Members of the workshop also wrote this poem on STEVE together, each participant adding a line:
Once I lost touch with Stephan he became Stephen. This made me sad. He was a banker of all things and had rebutchered himself.
I wonder how the world would be different if he was just Steve Colbert, some unknown comedian.
She wants him, Steve, to understand they could be friends, but not the kind he wants to be.
There’s an Eve in Steve.
Steve played the viola in a chamber music group. Viola jokes were OK with him.
My ex-brother-in-law Steve got his second wife during his Medical Training and became a psychoanalyst in that order.
Steve told me late one night that I really wasn’t that intelligent. What you are is curious he said, and I cried.

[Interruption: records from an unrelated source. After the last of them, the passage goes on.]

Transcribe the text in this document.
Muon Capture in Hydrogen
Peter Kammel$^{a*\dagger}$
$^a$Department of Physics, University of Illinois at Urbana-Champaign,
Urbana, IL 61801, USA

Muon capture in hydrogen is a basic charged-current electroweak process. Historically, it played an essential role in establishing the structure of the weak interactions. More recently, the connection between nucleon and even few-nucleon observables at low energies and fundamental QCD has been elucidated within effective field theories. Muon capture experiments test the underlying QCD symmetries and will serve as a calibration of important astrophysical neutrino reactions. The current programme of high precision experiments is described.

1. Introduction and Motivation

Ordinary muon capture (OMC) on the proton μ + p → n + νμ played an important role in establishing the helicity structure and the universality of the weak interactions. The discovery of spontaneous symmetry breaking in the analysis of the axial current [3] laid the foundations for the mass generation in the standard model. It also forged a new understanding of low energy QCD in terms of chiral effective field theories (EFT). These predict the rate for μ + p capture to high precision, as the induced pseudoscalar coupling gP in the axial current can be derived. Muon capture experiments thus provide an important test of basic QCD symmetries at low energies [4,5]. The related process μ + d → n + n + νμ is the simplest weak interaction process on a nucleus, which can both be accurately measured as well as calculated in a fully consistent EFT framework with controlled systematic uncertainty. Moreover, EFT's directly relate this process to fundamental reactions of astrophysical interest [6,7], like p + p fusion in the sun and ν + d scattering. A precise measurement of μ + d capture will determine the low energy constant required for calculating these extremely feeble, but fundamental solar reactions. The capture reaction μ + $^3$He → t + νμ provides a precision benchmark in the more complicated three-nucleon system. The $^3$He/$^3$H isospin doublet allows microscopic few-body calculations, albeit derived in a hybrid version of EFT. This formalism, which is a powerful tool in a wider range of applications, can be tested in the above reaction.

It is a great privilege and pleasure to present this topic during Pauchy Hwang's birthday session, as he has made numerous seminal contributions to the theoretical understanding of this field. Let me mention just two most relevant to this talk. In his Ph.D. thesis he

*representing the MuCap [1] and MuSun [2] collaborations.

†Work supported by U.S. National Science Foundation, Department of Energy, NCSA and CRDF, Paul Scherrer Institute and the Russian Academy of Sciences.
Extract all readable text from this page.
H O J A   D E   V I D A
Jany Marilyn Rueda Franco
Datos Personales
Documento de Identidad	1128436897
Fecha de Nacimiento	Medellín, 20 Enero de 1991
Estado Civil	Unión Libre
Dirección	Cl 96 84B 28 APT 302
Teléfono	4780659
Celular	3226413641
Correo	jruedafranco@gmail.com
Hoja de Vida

Everybody knows about Steve. From the cradle to the grave he’s made a difference to somebody. If laughter could save a life, Steve would live forever.
How many Steves have you known in your life?
Too many I said.
Stevedore he’s on the wharf, loading and unloading ships, and dreaming of the places tuned for joy, that a ship could ever, in your wildest fancy take you.
I could never stay up late, so Steve rehearsed reading at the foot of the bed. Then go to the Mudd Club and perform.
When dinner was done, Steve liked to slip away from the table and head up to the narrow gallery that cantilevered over the dining area to listen to his short wave radio: Boats out on the water. Trucks along the coastline less than a mile away. And his neighbor three houses down.
Let’s keep it between us. Even Steven. Until this all falls apart.